Report: Shell will continue to run SNEPCo — despite divestment of ALL onshore oil assets in Nigeria


Royal Dutch Shell will continue to run Shell Nigeria Exploration and Production Company (SNEPCo) despite moves to divest from its shallow water and onshore oil assets in Nigeria according to reports.

SNEPCo, Shell’s 100 percent business, pioneered the deepwater oil and gas production from the Bonga field in the Gulf of Guinea, where depths reach more than 1,000 metres.

Ten days ago, the company appointed Elohor Aiboni as its first female managing director in the more than six decades of its operations in Nigeria.


In a report, the Wood Mackenzie group, an analytical and consulting firm, analysed the company’s deepwater business in Nigeria and the valuation of its assets ahead of the final closure of divestment moves.

The report said Shell is preparing for a new era in Nigeria with a much smaller, advantaged portfolio after “decades of dominance,” citing the energy company’s SNEPCo, which is centred on OML 118.

“Its deepwater business run by SNEPCo is centred on OML 118. That’s been hugely successful since Bonga came onstream in 2005. Deepwater Nigeria offers economic advantage through the scale and quality of the reservoirs and resources; as well as lower emissions intensity through a single production hub,” the report reads.

“A new negotiated set of fiscal terms similar to the original vintage will enable fresh investment. And, of course, it is removed from the risks of the onshore delta.

“Production from OML 118 will grow later in the decade driven by new wells on Bonga North, and eventually the long-awaited Bonga SW, although FID there will be next year at best.”

The document also showed Shell’s plan to divest all of its operated joint venture (JV) licences held by the Shell Petroleum Development Company (SPDC). The licences include a 30 percent interest in 19 Oil Mining Leases (OMLs).

It further stated that expressions of interest (EoI) for the acquisition of Shell’s stake in the OMLs are due by September 10.

“Rather than sell single OMLs, Shell is seeking buyers for asset packages in the eastern, western and shallow water delta,” the document further reads.
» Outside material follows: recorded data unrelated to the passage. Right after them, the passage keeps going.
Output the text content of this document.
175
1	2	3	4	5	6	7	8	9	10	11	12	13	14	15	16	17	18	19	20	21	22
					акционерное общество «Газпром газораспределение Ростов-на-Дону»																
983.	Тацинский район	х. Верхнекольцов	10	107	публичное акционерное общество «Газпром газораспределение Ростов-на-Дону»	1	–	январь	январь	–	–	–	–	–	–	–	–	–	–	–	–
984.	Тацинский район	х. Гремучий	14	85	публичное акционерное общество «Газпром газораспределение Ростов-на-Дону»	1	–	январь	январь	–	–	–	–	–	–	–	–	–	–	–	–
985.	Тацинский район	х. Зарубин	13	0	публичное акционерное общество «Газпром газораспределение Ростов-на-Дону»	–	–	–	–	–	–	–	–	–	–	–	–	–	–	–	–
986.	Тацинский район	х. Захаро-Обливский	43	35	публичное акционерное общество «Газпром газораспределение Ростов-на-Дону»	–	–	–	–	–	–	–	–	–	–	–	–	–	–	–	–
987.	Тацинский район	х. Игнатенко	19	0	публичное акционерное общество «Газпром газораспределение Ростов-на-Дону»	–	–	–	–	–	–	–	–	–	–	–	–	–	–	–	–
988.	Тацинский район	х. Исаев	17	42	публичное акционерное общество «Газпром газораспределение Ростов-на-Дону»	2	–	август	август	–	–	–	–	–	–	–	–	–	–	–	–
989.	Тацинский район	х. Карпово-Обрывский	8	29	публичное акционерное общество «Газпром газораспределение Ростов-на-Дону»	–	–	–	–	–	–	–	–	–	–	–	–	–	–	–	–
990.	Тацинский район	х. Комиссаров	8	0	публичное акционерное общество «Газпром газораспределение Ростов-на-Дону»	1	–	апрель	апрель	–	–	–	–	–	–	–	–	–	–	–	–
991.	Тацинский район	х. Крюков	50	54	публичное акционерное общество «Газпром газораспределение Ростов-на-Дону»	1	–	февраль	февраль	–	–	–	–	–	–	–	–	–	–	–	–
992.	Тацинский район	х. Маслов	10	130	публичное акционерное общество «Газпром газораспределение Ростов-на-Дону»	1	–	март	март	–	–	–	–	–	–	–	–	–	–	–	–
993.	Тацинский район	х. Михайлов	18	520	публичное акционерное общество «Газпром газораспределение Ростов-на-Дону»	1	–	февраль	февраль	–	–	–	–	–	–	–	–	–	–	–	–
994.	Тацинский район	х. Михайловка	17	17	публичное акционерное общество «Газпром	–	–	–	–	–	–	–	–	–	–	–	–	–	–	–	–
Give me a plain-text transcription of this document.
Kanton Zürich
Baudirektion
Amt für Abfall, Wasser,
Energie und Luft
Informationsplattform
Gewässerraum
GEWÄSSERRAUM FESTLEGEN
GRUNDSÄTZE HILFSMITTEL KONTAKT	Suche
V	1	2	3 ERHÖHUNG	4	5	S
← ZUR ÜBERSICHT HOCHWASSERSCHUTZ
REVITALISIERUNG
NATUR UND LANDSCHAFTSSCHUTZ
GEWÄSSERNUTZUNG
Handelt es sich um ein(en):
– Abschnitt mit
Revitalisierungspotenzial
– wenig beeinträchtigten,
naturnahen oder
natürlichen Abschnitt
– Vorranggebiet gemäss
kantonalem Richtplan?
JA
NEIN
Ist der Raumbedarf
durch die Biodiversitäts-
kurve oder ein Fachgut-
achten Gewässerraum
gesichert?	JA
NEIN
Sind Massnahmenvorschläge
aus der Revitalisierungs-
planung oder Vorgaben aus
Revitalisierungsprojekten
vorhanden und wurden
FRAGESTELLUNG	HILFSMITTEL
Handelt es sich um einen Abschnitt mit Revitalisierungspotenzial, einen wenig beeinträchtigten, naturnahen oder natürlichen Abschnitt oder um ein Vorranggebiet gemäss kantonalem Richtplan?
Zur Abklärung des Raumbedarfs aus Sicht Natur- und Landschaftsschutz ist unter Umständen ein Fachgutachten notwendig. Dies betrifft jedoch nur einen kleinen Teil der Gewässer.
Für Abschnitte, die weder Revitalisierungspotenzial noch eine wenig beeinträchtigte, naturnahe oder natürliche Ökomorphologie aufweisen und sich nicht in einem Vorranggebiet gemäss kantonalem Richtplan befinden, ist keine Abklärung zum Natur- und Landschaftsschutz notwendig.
“Before all that though, Shell must negotiate with NNPC (holder of 55% in the JV assets), on the terms of a sale. This could cover NNPC’s pre-emption rights, treatment of outstanding JV liabilities including decommissioning, the fate of the JV’s terminals, transfer of staff, and host community approval.

“Shell’s priority is identifying credible buyers and ensuring deal completion. It wants to limit negotiations to hand-picked bidders only, thus avoiding a long drawn-out process. But it needs NNPC’s buy-in.”

Shell noted that not many buyers want high-cost, emissions-intensive assets in the Niger Delta.

But it added that Nigerian independents and new entrants were eager to acquire under-invested assets with plenty of volume upside gains.

Shell itself may provide finance to help smooth deals. It may even maintain an indirect interest in the OMLs, perhaps within a special purpose vehicle, coupled with a clear exit strategy,” the document reads.

“This would get assets off the balance sheet and provide more comfort to lenders. Contingent payments might also feature. Innovative solutions will be needed.

“A complete sell-off would be historic. However, all 19 OMLs will be extremely hard to shift in the current environment. Expressions of interest are due by 10 September.”

The analytical and research consulting group added that Shell’s JV assets in Nigeria are valued at $2.3 billion.

“There could be as much as 4 billion boe (30% net) across the JV. However, we consider only 20% to be commercial due to a lack of investment, crude theft, insecurity and gas market constraints. Five of the OMLs are undeveloped.

“Our valuation of Shell’s 30% in the JV (excluding export pipelines and terminals) is US$2.3 billion, (NPV10, Jan 2021, US$50 long-term oil price). But this is based on the current sub-optimal, business-as-usual investment profile.

“A competent buyer/operator, giving priority to the assets, could commercialise much more than 20% of the resource base, although the availability of funding for the JV partners will, as ever, dictate how much.

“The recently passed PIB overhauls the fiscal regime offering materially lower oil royalties and taxes. Hence, there is much more

upside than downside to our base case, which bidders will need to carefully quantify.”

In May, Royal Dutch Shell had said it was involved in discussions with the federal government to sell its onshore oil assets in Nigeria.

Ben van Beurden, chief executive officer of Shell, said the oil giant can no longer be exposed to the risk of theft and sabotage in the Niger Delta.

On Wednesday, the Shell Petroleum Development Company (SPDC) agreed to pay the N45.9 billion awarded to the Ogoni people of Rivers state as compensation for oil spills in their communities — 11 years after a court judgement.

In January, a Dutch court also ruled that the company pay for damages caused by oil spills in the Niger Delta region. Four farmers had sued Shell for oil spills that they say caused widespread pollution of the land.